Благодаря своей высоте являлась доминантой в городе. Частенько прогуливаясь рядом с новой лютеранской кирхой задумывался, как быстротечно время. Всё же правильное решение было принято архитектором Армасом Линдгреном, решившим применить, как материал для наружных стен местный, лишь слегка обработанный гранит. Национальный романтизм. Нравился ему этот стиль в местной архитектуре, бравший своё начало в модерне.
Нечто подобное происходило и в России.  Старообрядчество, получив в 1905 году от царя официальную свободу вероисповедания благодаря купечеству не изменившему своей вере, выступающему спонсорами, начало массово строить храмы. Внешне напоминающие собой древнерусскую, частично Псковскую архитектуру, имея непосредственное родство с модерном, всё же были ярким воплощением национального романтизма, но, русского, правда и с некоей северной сдержанностью.
И, сегодня, проходя мимо кирхи поймал себя на мысли о том, что здесь, на севере романтика более сдержана. Не имея в своих формах ничего лишнего, архитектура заставляет задуматься о многом, скрытом в её лаконичности. И, всё же, чьи это земли по праву господства на них? Русские, финские, или шведские? Нет, человек не вправе решать вопрос их принадлежности. Лишь только Бог имеет на то право. Но, всё же как ему спокойно именно здесь.
Вот бы хорошо, когда-нибудь приобрести покой в тени её стен.
Испугался этой мысли. Неужели архитектура бывает способна на такое? Будучи ещё совершенно молодым, буквально полгода назад построенное здание казалось древним. А, ведь это только благодаря стенам, сделанным на подобии Кексгольмской крепости, из того, что буквально валялось под ногами.

Раньше много времени уделял Елизавете Яковлевне. Теперь же, что-то изменилось в их отношениях. Каждый старался больше оставаться наедине с самим собой. Он музицировал. Супруга занималась дочерью, читала.
Вернувшись с прогулки, кивнув на картину Рериха заметил:
- Хороший художник тот, кто способен изобразив две стихии уже получает глубину пейзажа. Те, что умеют достичь этого благодаря лишь одной – гении.
- Не поняла тебя, - прикрыла книгу Елизавета Яковлевна.
- Ну это как одежда.
- В каком смысле?
- Если женщина вызывает желание, а значит в его вкусе и понята, мужчина видя лишь только то немногое, что позволительно модой способен додумать скрытое под её одеждами.
Сделала вид, не имеет ничего сказать в ответ.
Очень тихо, будто сам себе добавил:
- Но это только в том случае если вызывает желание.

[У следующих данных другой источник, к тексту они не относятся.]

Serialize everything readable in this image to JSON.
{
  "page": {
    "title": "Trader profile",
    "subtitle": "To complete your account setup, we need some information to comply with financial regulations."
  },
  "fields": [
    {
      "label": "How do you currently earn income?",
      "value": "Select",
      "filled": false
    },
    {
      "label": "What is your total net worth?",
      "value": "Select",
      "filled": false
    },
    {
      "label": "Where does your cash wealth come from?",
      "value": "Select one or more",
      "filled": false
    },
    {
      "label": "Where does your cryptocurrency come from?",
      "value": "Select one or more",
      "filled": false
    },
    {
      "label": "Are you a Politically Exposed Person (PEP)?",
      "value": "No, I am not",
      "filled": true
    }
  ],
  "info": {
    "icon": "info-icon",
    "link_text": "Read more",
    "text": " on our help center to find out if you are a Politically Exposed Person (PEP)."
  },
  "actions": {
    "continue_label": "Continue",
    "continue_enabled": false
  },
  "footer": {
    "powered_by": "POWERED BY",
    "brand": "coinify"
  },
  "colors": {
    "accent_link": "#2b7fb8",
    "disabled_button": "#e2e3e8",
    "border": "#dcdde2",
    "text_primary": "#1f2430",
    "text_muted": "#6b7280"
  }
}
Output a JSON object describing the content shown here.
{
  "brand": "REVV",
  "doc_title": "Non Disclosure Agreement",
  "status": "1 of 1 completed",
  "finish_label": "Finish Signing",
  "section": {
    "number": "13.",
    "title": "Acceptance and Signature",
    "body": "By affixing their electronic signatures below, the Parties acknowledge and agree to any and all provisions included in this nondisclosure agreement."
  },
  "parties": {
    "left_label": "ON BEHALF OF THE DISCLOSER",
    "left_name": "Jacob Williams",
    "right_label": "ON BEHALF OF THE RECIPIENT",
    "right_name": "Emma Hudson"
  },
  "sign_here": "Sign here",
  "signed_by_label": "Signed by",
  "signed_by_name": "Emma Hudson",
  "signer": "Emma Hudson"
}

- Ах Фёдор, у меня столько дел! Прошу тебя не переводи любую беседу в нужную тебе плоскость.
Много раз заводил разговор о том, чтоб завести второго ребёнка. Хотел сына. Но, желание жены иметь небольшой перерыв между родами, вскоре нашло поддержку в виде привычки всё свободное время уделять маленькой Насте. Говорила; та должна сперва подрасти. К тому же болезнь, начавшаяся сразу после непростых родов, на время затихнув, дав надежду, вновь обострилась, в итоге вылившись в постоянные мигрени и недомогания.  Первое время надеясь на улучшение, Фёдор Алексеевич верил в исцеление, но, шли годы, и оно не то, чтоб не наступало, скорее не могло прийти, так, как и сама болезнь, сжившись с человеком, частично может и придумавшим её в себе, стала неким его продолжением, без которого и не мог уже существовать.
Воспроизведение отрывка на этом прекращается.